然而这些都是只在意识的边缘中轻微擦过的思想,很快,藤原就忘记了它们。他转过身时,已是恢复了平时的样子。 
“那么,明天就可以见到了吧。和泉家的御曹子……名字,是沧吧?” 

江户要改成飞羽京,请大家自动替换。 


暗战 

4。 

绕过花木扶疏的前庭,庭院的场景为着一变,地上用细细白沙铺成,间或摆着形状各异的石块,颇有禅学的意蕴。 
吉良停在茶室外,低声嘱咐跟随的人先散去。他在庭院中先停了一下,望向中心的那两块石头。一者凸现,一者隐藏。一者张扬,一者谦卑。是一位禅师来飞羽京的时候帮吉良设置的。 
他暇思片刻,似乎记起什么,走到茶室前,脱下鞋,正坐在门前,轻扣了一下,他唰地拉开门,见方才在剧院中被那楠木大名所注意到的青年,已在里面跪坐着,正在细细的用一把刷子搅弄碗中的茶末。 
“枫样。” 
吉良没有出声地用口型称呼,膝行入了里间。那青年全神贯注在茶道上,不再分心。过了片刻,他将一个黑色的茶碗双手端举,送将过来。 
吉良接在手中。 
“这几日的雪颇大,林间风景亦颇佳妙。” 
“飞羽京里人声鼎沸,终是不及清净之地。” 
那青年第一次开口,声音清淡冷漠,如同他的眼眸给人的感觉。吉良将碗转了三次,称赞了一下对方的茶道,端起来一口喝掉。 
室内沉默了一阵,那青年的目光望向室外,过了一会方收回。 
“中庭的场景换了呢。” 
吉良点点头。“前不久一位禅师过来看过——枫样?” 
被称做枫的年轻男子,正是今日从飞羽京皇宫里独自离开的藏人中将卿北条枫。他没有回答吉良的话,只是站起身,茶室顿然显得甚为狭小。 
“吉良,我今天可以住在这里吗 
                  ?” 
吉良一愣,抬头看了枫的神色,微微一笑。 
“那自然是没有问题,只是,这样好吗?” 
北条枫转身离开,吉良跟到门口,看他换鞋离开。 
“若是有人来找怎么说?” 
“让他们去死好了。”北条甚不客气地说,没有回头地离开。 
吉良望着他离开,过了一会,正待进室,却听见不远处,一声叹息。 
他抬头,见一有着嚣张发型的男子,正坐在庭院外边的树上,样子甚是悠闲。见吉良抬头,他纵身跳了下来,笑出一脸无辜模样。 
“哎呀,这个人这么执拗,让别人都很难办呢。
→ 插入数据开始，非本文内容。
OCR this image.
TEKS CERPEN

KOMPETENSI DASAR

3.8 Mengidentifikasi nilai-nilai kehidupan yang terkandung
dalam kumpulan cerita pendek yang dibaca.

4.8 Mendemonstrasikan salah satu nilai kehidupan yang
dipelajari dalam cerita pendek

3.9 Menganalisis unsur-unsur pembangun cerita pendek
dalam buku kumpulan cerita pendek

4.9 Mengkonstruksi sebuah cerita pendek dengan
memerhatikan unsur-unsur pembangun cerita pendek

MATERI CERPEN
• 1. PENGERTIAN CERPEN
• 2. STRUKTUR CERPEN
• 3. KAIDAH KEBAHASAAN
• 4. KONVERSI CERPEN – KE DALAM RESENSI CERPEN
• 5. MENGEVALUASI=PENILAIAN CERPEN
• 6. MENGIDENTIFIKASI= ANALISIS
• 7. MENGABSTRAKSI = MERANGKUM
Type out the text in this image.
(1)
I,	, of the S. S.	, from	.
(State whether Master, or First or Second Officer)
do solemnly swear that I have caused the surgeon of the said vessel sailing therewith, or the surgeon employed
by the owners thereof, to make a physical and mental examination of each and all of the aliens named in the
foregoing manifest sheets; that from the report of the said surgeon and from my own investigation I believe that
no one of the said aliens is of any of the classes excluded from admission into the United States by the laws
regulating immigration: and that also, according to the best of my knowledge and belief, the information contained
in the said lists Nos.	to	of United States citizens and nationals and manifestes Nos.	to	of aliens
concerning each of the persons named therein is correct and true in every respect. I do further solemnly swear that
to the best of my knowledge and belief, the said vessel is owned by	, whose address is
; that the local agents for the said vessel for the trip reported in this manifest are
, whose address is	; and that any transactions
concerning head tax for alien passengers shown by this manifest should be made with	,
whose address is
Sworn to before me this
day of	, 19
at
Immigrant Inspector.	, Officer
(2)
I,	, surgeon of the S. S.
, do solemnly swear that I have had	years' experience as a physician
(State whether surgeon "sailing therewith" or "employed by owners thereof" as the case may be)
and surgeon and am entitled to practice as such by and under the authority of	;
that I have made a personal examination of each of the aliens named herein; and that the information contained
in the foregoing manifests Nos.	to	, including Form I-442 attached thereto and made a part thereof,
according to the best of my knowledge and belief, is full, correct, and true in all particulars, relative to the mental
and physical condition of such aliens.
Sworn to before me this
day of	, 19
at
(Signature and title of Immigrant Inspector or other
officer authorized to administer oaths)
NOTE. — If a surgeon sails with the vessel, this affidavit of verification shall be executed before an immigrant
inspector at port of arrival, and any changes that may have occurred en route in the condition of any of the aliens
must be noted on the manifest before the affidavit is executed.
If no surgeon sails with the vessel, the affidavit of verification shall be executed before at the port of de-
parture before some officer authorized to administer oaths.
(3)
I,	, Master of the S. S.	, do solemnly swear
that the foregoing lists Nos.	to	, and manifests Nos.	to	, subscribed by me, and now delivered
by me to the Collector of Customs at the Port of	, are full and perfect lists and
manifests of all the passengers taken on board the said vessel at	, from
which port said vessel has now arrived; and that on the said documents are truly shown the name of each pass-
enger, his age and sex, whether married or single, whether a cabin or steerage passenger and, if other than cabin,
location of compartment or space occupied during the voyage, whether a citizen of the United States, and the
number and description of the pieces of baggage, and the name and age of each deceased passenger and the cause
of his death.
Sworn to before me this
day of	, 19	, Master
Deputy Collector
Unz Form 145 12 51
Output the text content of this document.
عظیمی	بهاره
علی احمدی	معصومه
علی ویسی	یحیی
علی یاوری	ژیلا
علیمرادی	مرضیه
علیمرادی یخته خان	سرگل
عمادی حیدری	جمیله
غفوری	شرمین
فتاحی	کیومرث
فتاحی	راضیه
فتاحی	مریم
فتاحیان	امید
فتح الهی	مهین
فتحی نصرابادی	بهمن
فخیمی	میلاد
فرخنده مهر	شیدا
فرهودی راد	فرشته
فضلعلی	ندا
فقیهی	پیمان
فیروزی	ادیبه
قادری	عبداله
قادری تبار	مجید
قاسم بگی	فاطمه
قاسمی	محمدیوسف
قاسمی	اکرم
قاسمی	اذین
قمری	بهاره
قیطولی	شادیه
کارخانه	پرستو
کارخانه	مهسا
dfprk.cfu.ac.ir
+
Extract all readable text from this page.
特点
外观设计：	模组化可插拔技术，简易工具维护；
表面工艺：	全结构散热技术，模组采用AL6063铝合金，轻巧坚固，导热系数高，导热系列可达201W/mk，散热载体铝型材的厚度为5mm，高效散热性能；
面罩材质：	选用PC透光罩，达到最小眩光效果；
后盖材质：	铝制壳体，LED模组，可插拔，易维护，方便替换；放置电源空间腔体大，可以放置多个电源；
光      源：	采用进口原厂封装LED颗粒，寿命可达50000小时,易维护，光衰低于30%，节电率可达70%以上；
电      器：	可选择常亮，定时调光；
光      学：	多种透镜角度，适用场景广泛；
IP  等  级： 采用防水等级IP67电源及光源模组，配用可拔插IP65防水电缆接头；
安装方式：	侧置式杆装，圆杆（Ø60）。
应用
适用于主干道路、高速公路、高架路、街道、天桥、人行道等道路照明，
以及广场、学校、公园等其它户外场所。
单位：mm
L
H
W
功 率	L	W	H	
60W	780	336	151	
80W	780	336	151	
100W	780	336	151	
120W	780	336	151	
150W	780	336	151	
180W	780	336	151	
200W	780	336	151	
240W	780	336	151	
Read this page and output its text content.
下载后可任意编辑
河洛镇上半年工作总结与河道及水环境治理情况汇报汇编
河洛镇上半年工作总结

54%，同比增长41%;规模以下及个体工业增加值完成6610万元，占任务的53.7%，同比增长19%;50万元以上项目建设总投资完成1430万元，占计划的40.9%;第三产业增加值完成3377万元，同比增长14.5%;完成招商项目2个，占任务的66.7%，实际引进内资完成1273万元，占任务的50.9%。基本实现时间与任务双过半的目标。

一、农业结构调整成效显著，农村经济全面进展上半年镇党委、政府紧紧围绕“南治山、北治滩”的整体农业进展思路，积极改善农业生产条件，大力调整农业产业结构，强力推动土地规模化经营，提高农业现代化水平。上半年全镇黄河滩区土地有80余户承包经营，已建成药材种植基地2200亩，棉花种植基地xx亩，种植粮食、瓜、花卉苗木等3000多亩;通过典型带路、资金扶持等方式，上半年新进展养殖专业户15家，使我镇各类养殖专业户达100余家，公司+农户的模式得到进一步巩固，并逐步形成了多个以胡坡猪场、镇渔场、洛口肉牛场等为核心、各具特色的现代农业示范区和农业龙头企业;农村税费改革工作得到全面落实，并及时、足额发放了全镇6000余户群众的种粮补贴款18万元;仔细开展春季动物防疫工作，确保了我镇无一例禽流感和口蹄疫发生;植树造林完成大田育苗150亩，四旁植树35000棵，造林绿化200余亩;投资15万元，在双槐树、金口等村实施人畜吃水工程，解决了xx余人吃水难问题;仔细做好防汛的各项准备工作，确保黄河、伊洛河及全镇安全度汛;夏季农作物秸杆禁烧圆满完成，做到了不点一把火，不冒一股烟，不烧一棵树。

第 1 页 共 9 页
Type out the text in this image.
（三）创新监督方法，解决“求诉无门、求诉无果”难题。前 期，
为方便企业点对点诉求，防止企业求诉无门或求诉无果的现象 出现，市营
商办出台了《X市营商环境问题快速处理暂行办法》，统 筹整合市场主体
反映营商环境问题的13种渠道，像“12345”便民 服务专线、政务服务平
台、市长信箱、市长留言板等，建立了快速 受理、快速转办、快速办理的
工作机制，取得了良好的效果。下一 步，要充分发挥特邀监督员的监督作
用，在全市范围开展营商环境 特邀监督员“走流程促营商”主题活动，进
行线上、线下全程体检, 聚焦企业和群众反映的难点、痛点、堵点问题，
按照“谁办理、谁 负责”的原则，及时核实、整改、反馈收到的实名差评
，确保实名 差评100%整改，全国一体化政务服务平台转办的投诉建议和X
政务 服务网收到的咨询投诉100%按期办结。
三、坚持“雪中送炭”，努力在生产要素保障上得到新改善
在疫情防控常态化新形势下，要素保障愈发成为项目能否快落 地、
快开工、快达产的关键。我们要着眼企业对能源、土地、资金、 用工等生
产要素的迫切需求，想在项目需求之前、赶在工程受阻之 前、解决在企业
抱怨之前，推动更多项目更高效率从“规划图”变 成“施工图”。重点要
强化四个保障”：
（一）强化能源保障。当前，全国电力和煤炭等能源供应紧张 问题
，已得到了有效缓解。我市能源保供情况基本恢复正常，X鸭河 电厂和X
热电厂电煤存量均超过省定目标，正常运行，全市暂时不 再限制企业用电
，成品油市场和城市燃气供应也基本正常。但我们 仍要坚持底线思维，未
” 
吉良看了他一会,露出笑颜。 
“近卫中将大人?——人家说当今帝上身边有一位功夫不凡的影武者,看来传言果然不误。” 
那人挥挥手,神态间甚是不在意。 
“不要叫那么长的名字啦,我叫常陆。” 
他笑嘻嘻地伸出手,吉良看了一眼,却只是躬身为礼。 
“草民吉良名和。” 
常陆在心里做了鬼脸,知道对方是提醒自己双方身份悬殊,这手是不用握的了。 
他打量着若众歌舞团的老板。原以为对方能做到这种地步,年纪定然不会太轻,现在看来却很是年轻,只约莫与北条是大致仿佛的年龄。常陆只听帝说枫会到这种地方来,是与老板是旧识缘故。当时没有在意,现在想来,不知那两个人是在如何的情况下遇到。 
“真为难呀,帝让我带小枫回去,可看他的样子是无论如何不会离开的了。”常陆挠了挠发,突然笑了一下,带着些顽皮。 
“所以吉良老板,今天晚上是否也可收留我呢?” 
吉良微觉诧异。他一心本只想着若对方执意要带枫回去,事情是否会变得棘手,却没料到对方竟然提出这样的邀请。只一沉吟间,他便做出决断。 
“您实在是太客气了。侍卫中将大人肯到蔽下赏光,实在是求之不得的事情。” 
常陆跟着吉良走出茶室,走到门前,吉良想起什么,停在门口,微低头示意常陆在前面走。常陆咧了下嘴,做出苦笑的神情。 
“老板,不要为难我呀。那些什么不能走在大人前面之类的奇怪礼节啦,我又不认识路,一定会在这里绕许多圈。” 
吉良没有回答,只看了他一眼。常陆英挺的黑发被他自己抓得有些乱了,月色雪光下,他的笑容微微发着光。吉良转过视线,先走在了他面前。 
沿着小径转了一会,吉良带着常陆走到廊下。迎面走过两个武士,敞开着胸襟,腰间挂着的长短刀在行走时会发出轻微的金属撞击声,他们看了眼走在吉良身后的常陆,便匆匆走过,神色间亦无何异常之处。 
吉良带常陆到一处,请他进去。自己便想退后,常陆一伸手,抓住吉良的手腕。吉良想都没想,反腕一摔,常陆愣了一下。 
“啊,对不起,我只是想一个人待着很无聊,所以想拉你进去陪陪我啦。” 
吉良的脸在黑暗中,常陆看不清他的表情。 
“侍卫中将若是有、众道上的喜好,在下也能为大人安排。只不知大人喜欢的是着女装的女形,年幼的学童,或者……”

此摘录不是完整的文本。